PFD Operation
4-8 SkyView HDX Pilot’s User Guide – Revision B
Flight Path Marker
The flight path marker as shown in Figure 34 is an icon that is superimposed on
the PFD. It depicts the actual trajectory that the aircraft is flying through space. In
contrast, the attitude indicator displays the direction that the aircraft is pointed.
The flight path marker is extremely helpful in correlating and distinguishing
between aircraft attitude and flight path, giving you a better understanding of
what the aircraft is doing. Given this, the marker can also be a valuable aide for
avoiding terrain when used with Synthetic Vision.
The flight path marker can be enabled or disabled through the setup menus. Reference the
SkyView Classic / SE / HDX System Installation Guide for information about this setting. To
calculate and display the Flight Path Marker, SkyView HDX requires an indicated airspeed that is
not zero or a GPS ground speed of more than 25 kts. The flight path marker also uses vertical
speed, magnetic heading, GPS ground speed and ground track to calculate its guidance. The
flight path marker will not appear if any of these sources are unavailable.
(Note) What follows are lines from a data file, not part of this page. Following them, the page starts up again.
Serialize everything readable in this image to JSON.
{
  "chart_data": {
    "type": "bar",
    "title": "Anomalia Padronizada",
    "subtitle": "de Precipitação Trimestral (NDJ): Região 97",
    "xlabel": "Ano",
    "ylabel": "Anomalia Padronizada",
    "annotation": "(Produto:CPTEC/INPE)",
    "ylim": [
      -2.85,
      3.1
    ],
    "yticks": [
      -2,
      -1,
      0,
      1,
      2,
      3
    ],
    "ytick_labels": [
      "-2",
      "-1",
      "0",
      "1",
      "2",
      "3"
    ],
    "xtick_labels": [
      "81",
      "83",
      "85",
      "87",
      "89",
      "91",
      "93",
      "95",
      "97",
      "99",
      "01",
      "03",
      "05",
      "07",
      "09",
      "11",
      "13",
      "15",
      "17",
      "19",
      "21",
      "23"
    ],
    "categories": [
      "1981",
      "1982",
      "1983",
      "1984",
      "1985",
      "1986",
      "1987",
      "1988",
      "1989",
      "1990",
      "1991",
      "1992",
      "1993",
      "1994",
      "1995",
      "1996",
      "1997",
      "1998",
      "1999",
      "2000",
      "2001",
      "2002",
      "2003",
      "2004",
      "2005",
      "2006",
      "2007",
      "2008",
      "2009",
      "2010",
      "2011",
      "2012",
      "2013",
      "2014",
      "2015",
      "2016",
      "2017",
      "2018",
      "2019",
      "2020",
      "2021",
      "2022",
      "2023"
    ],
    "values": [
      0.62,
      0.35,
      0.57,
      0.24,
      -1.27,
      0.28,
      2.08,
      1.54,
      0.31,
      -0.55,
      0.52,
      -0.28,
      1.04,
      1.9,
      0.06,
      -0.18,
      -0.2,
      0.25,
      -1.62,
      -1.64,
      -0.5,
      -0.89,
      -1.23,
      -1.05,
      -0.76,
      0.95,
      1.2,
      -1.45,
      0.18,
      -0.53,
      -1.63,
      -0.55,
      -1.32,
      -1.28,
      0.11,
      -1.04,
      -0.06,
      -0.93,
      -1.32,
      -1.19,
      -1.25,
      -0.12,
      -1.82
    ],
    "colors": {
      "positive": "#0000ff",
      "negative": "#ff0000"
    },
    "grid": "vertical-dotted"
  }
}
Several examples of Flight Path Marker behavior:
• If the aircraft’s nose is pitched up, but the marker stays on the horizon, this indicates
that the aircraft is not climbing or descending. You will see this behavior during slow
flight.
• If the aircraft is neither climbing nor descending, the flight path marker will align with
the zero-pitch line. Many aircraft do not cruise at an exactly level attitude. In this case, it
is normal to have a slightly pitched up or pitched down attitude indication, even though
the flight path marker indicates the aircraft is indicating no vertical trajectory.
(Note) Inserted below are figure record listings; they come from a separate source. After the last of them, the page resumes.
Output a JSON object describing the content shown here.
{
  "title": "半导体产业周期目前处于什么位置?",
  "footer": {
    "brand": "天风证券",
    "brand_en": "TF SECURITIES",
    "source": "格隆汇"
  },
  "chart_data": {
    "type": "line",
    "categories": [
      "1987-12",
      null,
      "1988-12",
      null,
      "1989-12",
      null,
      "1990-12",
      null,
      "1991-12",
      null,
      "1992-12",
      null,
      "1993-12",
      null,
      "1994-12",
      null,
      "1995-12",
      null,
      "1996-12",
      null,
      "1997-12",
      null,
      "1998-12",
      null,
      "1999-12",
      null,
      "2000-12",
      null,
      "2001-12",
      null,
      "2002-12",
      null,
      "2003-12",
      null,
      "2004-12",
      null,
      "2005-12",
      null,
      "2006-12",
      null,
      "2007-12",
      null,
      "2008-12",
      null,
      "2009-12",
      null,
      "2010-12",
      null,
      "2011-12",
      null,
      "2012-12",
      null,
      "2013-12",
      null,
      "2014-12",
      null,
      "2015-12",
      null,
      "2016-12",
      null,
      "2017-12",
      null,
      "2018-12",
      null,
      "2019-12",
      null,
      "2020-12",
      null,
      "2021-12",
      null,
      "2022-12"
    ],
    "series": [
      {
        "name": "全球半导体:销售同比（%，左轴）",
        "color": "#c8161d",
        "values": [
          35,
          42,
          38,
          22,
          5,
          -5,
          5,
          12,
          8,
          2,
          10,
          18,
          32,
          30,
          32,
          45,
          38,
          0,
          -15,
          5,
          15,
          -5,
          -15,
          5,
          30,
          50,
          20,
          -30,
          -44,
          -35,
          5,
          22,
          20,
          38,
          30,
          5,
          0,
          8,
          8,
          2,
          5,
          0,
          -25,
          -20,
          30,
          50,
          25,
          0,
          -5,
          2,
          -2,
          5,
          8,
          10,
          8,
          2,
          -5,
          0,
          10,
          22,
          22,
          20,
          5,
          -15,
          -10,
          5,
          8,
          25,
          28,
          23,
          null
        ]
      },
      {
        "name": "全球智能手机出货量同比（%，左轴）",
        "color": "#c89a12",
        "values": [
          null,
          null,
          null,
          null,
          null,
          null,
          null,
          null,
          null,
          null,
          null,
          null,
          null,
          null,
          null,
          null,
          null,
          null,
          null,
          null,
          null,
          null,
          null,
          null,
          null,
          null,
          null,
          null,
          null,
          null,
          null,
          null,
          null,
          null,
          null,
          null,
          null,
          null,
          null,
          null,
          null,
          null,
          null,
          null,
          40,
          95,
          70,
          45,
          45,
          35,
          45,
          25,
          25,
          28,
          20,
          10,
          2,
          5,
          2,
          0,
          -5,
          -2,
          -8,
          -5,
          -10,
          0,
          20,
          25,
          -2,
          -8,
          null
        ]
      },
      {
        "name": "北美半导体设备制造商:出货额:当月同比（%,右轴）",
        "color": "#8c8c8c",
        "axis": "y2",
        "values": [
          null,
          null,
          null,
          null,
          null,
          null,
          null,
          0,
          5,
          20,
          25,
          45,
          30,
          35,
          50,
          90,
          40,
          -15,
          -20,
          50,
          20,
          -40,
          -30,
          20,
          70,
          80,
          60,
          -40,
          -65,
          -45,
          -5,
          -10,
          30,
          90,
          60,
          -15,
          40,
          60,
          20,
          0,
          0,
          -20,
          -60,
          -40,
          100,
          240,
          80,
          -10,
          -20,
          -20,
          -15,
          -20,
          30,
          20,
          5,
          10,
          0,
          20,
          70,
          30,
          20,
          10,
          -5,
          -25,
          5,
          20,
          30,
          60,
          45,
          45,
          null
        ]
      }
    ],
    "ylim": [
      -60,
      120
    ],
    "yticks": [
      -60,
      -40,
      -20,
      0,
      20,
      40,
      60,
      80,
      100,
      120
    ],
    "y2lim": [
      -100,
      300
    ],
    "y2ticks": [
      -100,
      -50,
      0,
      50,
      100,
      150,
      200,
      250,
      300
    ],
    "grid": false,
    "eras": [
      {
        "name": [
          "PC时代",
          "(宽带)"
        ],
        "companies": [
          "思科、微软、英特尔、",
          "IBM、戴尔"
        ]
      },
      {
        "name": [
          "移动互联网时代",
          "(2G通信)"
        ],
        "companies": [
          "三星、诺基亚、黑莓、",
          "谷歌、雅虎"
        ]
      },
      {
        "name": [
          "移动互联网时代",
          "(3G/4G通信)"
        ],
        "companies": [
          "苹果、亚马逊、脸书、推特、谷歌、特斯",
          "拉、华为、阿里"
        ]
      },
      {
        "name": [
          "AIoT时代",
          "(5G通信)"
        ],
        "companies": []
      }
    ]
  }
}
• If the marker is to the left or right of the attitude indicator’s aircraft symbol, this
indicates that the path over the ground is different than the direction the aircraft is
pointing. This depicts the effects of wind or a slip attitude.
• If the aircraft is climbing out of a canyon and the marker is above the terrain ahead, this
indicates that the aircraft, at its current trajectory, will clear that terrain.
• If the aircraft is climbing out of a canyon and the marker is overlaid on the terrain
ahead, this indicates that the aircraft, at its current trajectory, will impact the terrain.
• If the marker is pointed at a runway threshold during an approach, that is where you will
be when you land if you keep the same approach path to the runway.
Altimeter
The altimeter is displayed on the right side of the PFD. It incorporates an altitude tape and
digital readout, Density Altitude (DA), barometer setting, and altitude bug. Figure 35 is an
example SkyView HDX altimeter.
The altitude tape displays 200 units above and below the current altitude digital readout. Each
tick represents 25 units, with every 50-unit tick drawn slightly longer to differentiate them.